3 responses to “Up That Hill”

  1. Gizzie's Mom Avatar

    I felt every bit of this deep in my heart, Christopher. I love everything you write.

    1. Christopher Marcus Avatar

      Maggie, thank you. Made my rainy day a LOT better 🙂

  2. Christopher Marcus Avatar

    Not so much to say about this story, except that I’m getting more and more dependent on publishing from my phone these days, since I rarely know when I have time to sit alone in front of a computer. (As you know I have my own ‘daily goods’ to sort out every day.)

    Anyway, I had imagined the next sequence to be about Dave coming to Yuma and visiting the family or something, but I have now done two stories where he is still in Mali, and I feel it might be interesting to continue exploring that tension. I have only just hinted at Dave and Jon’s relationship so far, which I first thought about many years ago in the story “Warriors” that this story also links to.
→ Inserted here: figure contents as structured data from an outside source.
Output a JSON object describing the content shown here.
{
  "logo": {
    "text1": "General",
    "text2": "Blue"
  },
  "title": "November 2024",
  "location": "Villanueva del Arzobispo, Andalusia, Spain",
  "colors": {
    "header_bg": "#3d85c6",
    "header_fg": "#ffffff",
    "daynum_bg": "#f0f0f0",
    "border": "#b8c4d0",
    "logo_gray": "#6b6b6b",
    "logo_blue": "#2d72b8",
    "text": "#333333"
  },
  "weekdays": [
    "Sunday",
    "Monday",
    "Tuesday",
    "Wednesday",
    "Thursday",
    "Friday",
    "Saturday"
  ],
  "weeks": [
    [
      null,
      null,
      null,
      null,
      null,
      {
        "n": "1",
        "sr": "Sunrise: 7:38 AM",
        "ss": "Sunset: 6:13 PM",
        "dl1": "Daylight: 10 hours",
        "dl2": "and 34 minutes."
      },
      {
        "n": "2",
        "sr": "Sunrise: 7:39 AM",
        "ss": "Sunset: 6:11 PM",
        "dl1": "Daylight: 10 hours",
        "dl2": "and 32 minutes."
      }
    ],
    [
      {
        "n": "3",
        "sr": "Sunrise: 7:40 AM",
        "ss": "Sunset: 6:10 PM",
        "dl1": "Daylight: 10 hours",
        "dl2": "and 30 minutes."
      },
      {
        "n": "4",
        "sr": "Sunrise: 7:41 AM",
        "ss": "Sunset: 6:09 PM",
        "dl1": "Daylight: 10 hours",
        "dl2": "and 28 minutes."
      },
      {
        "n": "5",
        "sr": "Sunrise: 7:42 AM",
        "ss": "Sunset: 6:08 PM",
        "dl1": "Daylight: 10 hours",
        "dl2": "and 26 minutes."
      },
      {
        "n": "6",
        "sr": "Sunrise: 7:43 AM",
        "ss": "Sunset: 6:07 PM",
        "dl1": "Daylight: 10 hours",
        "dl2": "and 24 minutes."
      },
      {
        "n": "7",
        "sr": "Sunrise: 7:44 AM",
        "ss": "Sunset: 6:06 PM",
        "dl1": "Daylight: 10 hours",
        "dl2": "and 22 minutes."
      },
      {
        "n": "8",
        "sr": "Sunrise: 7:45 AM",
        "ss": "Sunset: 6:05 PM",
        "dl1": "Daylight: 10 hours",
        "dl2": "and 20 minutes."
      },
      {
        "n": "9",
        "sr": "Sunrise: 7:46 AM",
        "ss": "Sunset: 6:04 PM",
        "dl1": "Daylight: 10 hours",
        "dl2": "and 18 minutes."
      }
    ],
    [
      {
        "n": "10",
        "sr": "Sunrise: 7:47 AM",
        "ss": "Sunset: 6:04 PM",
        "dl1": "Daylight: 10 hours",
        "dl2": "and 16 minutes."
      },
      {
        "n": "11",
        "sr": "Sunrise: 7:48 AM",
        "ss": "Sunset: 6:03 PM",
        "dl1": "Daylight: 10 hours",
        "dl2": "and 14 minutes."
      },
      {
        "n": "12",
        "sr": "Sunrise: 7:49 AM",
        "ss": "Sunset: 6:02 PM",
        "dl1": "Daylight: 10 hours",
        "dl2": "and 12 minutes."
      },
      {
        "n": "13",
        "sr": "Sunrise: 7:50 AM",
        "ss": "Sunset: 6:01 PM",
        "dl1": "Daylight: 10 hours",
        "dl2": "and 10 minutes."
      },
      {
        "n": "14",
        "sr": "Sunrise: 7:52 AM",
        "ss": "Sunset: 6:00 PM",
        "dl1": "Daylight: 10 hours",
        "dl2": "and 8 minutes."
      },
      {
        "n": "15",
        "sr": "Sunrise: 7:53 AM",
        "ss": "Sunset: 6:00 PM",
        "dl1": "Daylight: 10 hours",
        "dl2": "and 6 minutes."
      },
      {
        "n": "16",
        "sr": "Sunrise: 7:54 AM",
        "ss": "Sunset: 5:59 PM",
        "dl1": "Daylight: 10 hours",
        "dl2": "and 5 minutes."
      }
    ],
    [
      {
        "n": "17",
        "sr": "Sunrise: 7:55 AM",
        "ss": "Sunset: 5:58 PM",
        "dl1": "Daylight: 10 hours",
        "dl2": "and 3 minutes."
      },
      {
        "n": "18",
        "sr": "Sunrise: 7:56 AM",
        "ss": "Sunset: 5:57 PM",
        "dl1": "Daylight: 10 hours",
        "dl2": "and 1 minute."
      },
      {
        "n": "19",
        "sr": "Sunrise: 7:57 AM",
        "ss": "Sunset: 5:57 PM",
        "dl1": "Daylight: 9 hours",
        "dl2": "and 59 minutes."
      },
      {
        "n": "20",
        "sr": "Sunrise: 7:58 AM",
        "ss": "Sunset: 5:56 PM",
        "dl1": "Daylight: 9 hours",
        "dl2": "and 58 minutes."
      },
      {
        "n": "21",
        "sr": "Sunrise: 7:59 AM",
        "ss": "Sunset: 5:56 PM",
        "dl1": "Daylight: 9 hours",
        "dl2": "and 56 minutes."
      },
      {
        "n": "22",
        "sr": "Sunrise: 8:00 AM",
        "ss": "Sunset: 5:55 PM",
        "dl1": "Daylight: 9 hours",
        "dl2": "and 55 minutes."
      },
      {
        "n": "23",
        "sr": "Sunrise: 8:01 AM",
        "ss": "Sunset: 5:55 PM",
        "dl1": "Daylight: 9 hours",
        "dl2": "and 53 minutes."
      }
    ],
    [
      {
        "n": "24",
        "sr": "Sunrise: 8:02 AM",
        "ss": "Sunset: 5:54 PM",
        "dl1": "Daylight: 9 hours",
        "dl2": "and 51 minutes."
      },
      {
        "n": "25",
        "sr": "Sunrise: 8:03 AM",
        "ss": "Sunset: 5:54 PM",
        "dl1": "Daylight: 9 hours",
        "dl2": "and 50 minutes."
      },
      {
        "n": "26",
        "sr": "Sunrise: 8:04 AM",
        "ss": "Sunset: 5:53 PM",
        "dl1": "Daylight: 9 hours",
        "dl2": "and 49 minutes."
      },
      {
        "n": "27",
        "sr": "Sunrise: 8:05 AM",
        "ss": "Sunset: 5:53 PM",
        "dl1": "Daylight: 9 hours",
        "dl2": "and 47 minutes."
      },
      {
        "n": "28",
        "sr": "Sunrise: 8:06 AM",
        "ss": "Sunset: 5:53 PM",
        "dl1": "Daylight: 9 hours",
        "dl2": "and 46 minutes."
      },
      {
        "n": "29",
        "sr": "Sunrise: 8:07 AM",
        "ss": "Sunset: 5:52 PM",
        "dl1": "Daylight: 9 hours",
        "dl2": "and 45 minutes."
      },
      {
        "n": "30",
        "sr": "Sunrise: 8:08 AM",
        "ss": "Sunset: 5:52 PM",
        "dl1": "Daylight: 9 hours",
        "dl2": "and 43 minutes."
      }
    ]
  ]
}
    About going abroad and working for a humanitarian organization, it is one of those paths not taken. My spouse and I both wanted to, but she eventually ended up working for a health organization and I ended up, well, at home looking after my son and doing the dishes. I suppose I still have my webdesign company, but it is basically dormant right now. At this age, I’m not sure it’s a bad thing, though, at least how our careers turned out. I’m not sure I really had what it takes to go abroad and work under dangerous conditions, whether with humanitarian aid or longterm development assistance as it is called (as if other people need ‘developing’ but that is a discussion for another day!).

    I plan on doing at least four more stories in this sequence, all of them somehow centered around Dave. Not sure if the finale should be that he actually comes home. What do you think?

    Chris

    P.S. The soundtrack for this one is – surprise,surprise – Kate Bush’s Running Up That Hill. A song with multiple meanings if there ever was one. But I felt it was strangely fitting for the dilemma Jon and Dave are in. Feel free to make other suggestions!